Patrick will say that I am "kidding" myself, no doubt, but I do not see even a shred of evidence that there is any meaningful right-wing movement to deny religious liberty to non-Jews and non-Christians. If you look for people who are actually working in the trenches to further religious liberty for Muslims, Hindus, Buddhists, Baptists, Catholics, peyote-smoking Indians, and every other imaginable group, you're going to find mostly right-wing conservative groups (such as the Becket Fund, which has filed a lawsuit on behalf of a Buddhist Temple, and has urged the New York Public Schools to make allowances for Muslim students who needed extra time for Ramadan prayers).
Patrick said: No, he didn't need to; the movement he works with has other people to advance that claim. But if you don't think it's one of the long-term agendas of the institutional right, you're kidding yourself.

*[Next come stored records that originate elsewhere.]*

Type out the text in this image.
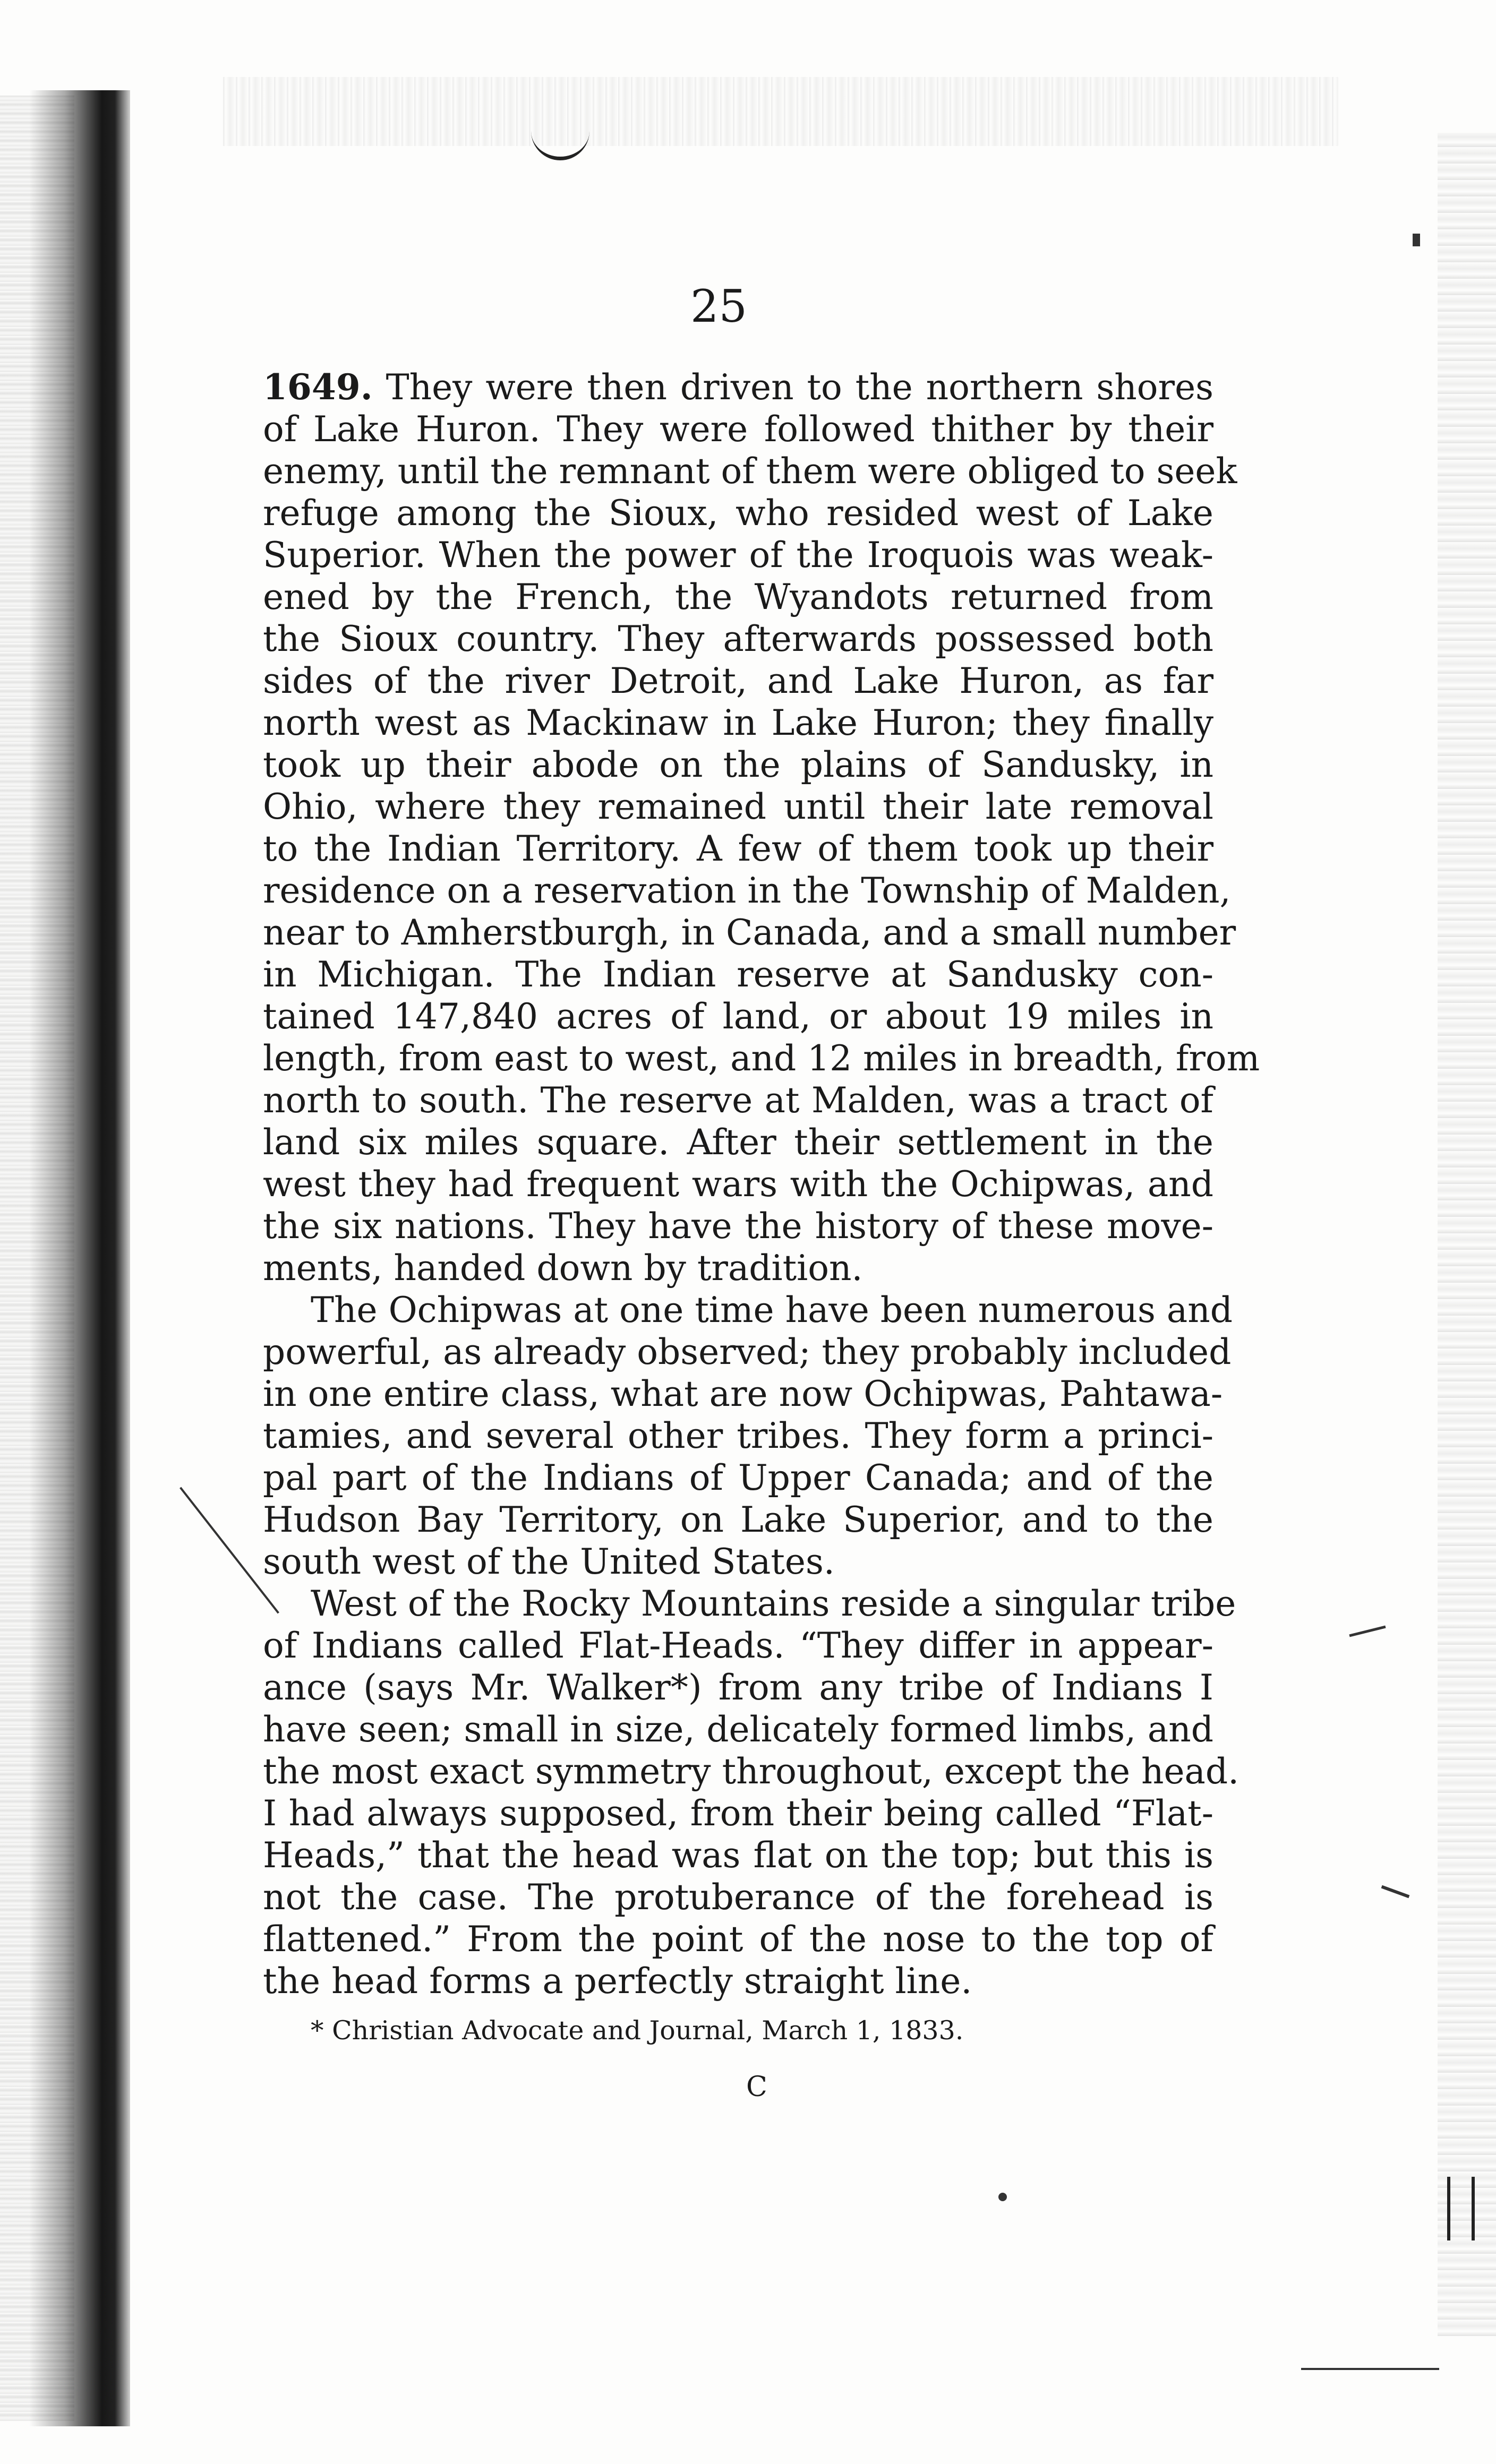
25
1649. They were then driven to the northern shores
of Lake Huron. They were followed thither by their
enemy, until the remnant of them were obliged to seek
refuge among the Sioux, who resided west of Lake
Superior. When the power of the Iroquois was weak-
ened by the French, the Wyandots returned from
the Sioux country. They afterwards possessed both
sides of the river Detroit, and Lake Huron, as far
north west as Mackinaw in Lake Huron; they finally
took up their abode on the plains of Sandusky, in
Ohio, where they remained until their late removal
to the Indian Territory. A few of them took up their
residence on a reservation in the Township of Malden,
near to Amherstburgh, in Canada, and a small number
in Michigan. The Indian reserve at Sandusky con-
tained 147,840 acres of land, or about 19 miles in
length, from east to west, and 12 miles in breadth, from
north to south. The reserve at Malden, was a tract of
land six miles square. After their settlement in the
west they had frequent wars with the Ochipwas, and
the six nations. They have the history of these move-
ments, handed down by tradition.
The Ochipwas at one time have been numerous and
powerful, as already observed; they probably included
in one entire class, what are now Ochipwas, Pahtawa-
tamies, and several other tribes. They form a princi-
pal part of the Indians of Upper Canada; and of the
Hudson Bay Territory, on Lake Superior, and to the
south west of the United States.
West of the Rocky Mountains reside a singular tribe
of Indians called Flat-Heads. “They differ in appear-
ance (says Mr. Walker*) from any tribe of Indians I
have seen; small in size, delicately formed limbs, and
the most exact symmetry throughout, except the head.
I had always supposed, from their being called “Flat-
Heads,” that the head was flat on the top; but this is
not the case. The protuberance of the forehead is
flattened.” From the point of the nose to the top of
the head forms a perfectly straight line.
* Christian Advocate and Journal, March 1, 1833.
C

As to these "other people" claiming that only Jews and Christians ought to have religious liberty:
1. Who are they? Name names.
2. How are they connected to Novak?
3. How are they connected to the "institutional right"?
And most importantly:
4. In concrete terms, what exactly have they accomplished towards their putative goal?
Ken MacLeod correctly interpreted what Novak actually said. To wit:
Novack isn't saying (here, at least) that religious liberty is only for those who have a 'specifically Jewish and Christian concept of God' . . . . He's saying that Jefferson's and Madison's argument for religious liberty depends on such a concept.
The argument might go something like this: Outward conformity is of no avail before a God who reads our consciences; the God with Whom we have to do. Indeed, if the prophets and the gospels are anything to go by, it's utterly abhorrent to Him. Coercing or even tempting our neighbours into venality and hypocrisy by making such conformity a requirement or a political/social benefit is to put our souls and theirs in mortal danger, and to undermine true piety.
Etc, etc. I don't know if that's the argument the Founders made, but it's a reasonable argument, and a strong counter to those who claim that the principle of separation institutionalises atheism or religious indifference or scepticism towards scripture, etc.
Yes, it is indeed an argument that the Founders made. MacLeod here comes close to reproducing an argument that was central to James Madison's famous Memorial and Remonstrance Against Religious Assessments from 1785. The first among many reasons listed by Madison is the primacy of individual conscience and belief in the eyes of God, a notably Christian (nay, Protestant) concept of religion:
The Religion then of every man must be left to the conviction and conscience of every man; and it is the right of every man to exercise it as these may dictate. This right is in its nature an unalienable right. It is unalienable, because the opinions of men, depending only on the evidence contemplated by their own minds cannot follow the dictates of other men: It is unalienable also, because what is here a right towards men, is a duty towards the Creator. It is the duty of every man to render to the Creator such homage and such only as he believes to be acceptable to him. This duty is precedent, both in order of time and in degree of obligation, to the claims of Civil Society.
That said, one can have a long and interesting debate over the conceptual roots of Jefferson's and Madison's beliefs on why religious liberty is worth preserving. But, contra Atrios' misrepresentations, Novak never claimed that Jefferson or Madison thought religious liberty itself should be enjoyed only by Jews and Christians.